I wouldn’t have known about this book but a friend, and fellow blog reader of yours, sent it to me last Christmas. I’m glad I respected the sender so much to get past a tedious beginning of Cathedral and horology history (see I learned a new word: it means the art of making timepieces) to the propulsive and redemptive end. It shows by example the difference Godly love can make.
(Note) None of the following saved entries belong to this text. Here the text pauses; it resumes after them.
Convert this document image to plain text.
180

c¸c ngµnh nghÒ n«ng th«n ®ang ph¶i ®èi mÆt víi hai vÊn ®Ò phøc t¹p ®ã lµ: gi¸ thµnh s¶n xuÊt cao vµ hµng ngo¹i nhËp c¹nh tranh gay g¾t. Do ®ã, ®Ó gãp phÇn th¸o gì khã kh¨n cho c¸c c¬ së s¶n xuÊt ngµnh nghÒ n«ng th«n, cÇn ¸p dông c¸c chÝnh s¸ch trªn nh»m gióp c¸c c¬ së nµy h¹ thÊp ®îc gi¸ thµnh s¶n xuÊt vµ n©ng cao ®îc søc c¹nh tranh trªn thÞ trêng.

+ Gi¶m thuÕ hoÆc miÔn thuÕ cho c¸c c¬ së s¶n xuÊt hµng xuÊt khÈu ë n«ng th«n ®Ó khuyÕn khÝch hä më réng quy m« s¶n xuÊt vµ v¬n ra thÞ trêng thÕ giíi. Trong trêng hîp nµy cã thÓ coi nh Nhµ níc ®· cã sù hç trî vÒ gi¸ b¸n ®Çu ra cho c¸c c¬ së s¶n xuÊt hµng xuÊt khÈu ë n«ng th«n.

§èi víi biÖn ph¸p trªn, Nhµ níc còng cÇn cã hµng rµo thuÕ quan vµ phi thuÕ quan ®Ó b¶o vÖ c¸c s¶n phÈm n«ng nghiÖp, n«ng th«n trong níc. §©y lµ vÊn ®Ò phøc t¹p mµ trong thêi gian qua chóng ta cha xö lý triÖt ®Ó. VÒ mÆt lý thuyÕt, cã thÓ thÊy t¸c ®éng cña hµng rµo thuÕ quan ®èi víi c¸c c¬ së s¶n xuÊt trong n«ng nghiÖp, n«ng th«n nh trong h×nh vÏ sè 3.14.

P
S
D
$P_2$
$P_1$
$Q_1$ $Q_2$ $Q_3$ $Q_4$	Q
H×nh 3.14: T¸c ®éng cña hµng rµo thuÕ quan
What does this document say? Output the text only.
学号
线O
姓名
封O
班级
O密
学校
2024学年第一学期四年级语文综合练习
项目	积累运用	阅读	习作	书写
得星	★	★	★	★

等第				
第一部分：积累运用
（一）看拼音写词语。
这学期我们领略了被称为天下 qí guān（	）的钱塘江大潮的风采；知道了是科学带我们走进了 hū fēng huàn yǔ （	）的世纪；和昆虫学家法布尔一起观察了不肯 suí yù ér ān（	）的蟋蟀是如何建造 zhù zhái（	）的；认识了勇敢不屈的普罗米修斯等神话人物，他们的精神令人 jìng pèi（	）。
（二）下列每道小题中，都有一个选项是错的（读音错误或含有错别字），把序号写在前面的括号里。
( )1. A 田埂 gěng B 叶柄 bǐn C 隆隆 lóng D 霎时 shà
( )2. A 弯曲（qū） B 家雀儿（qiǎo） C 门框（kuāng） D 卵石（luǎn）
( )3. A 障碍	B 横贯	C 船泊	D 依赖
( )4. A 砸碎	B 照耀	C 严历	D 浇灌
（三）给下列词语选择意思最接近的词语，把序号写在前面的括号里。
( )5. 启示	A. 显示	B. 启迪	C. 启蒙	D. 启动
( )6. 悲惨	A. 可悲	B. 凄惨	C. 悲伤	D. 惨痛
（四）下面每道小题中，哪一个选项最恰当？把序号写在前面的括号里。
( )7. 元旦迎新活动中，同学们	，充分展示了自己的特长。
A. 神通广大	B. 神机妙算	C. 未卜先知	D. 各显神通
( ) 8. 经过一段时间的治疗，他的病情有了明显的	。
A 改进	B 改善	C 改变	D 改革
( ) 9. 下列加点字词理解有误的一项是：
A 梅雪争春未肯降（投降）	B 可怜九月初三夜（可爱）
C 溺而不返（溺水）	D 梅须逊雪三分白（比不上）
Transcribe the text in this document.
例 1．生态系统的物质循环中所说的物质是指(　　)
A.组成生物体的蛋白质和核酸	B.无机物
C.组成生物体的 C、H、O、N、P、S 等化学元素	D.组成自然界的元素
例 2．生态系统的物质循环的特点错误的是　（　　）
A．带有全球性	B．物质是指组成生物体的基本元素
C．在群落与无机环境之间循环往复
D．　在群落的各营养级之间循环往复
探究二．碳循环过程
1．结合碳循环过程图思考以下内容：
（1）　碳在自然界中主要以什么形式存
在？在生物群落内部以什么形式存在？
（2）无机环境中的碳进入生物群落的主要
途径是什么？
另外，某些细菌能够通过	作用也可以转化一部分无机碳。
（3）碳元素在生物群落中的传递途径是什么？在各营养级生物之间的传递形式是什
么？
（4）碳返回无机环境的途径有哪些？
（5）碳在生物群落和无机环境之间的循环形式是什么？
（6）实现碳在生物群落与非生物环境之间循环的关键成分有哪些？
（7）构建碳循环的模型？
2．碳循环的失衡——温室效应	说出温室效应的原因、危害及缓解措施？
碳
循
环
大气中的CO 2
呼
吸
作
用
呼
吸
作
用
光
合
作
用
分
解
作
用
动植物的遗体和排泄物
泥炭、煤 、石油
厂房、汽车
This story is about a Cathedral Dean and a a non-believing watchmaker in nineteen century England. The title is a pun, for it is both about the difference his timepiece made and about the effect of his time shepherding of his flock. And there is a wonderful side character named Polly, whom you can’t help but love. Here are a few quotes about her:
- “Her equanimity in disaster, her immunity from the strains and miseries of the artistic temperament, the way evil ran off her like water off a duck’s back, were to exasperate him all their life together and yet be his delight and salvation also.”
- “all comfort seemed part of her”
- “when at last she gained her hard little bed in the attic she would still be as cheerful as a cricket.”
The Dean’s Watch is a Christian novel whose profundity creeps up on you. Not preachy, but earnest, and full of struggle and failing, as well as reformation and loving one’s neighbor. By the end you understand it’s guiding text, “Love is the Lord by whom we escape death.” Salvation comes by loving, plain and simple.
Like me you might want to read this one, and be patient at the beginning and stick with it, for in the end you will be glad you did. I give it 5 stars.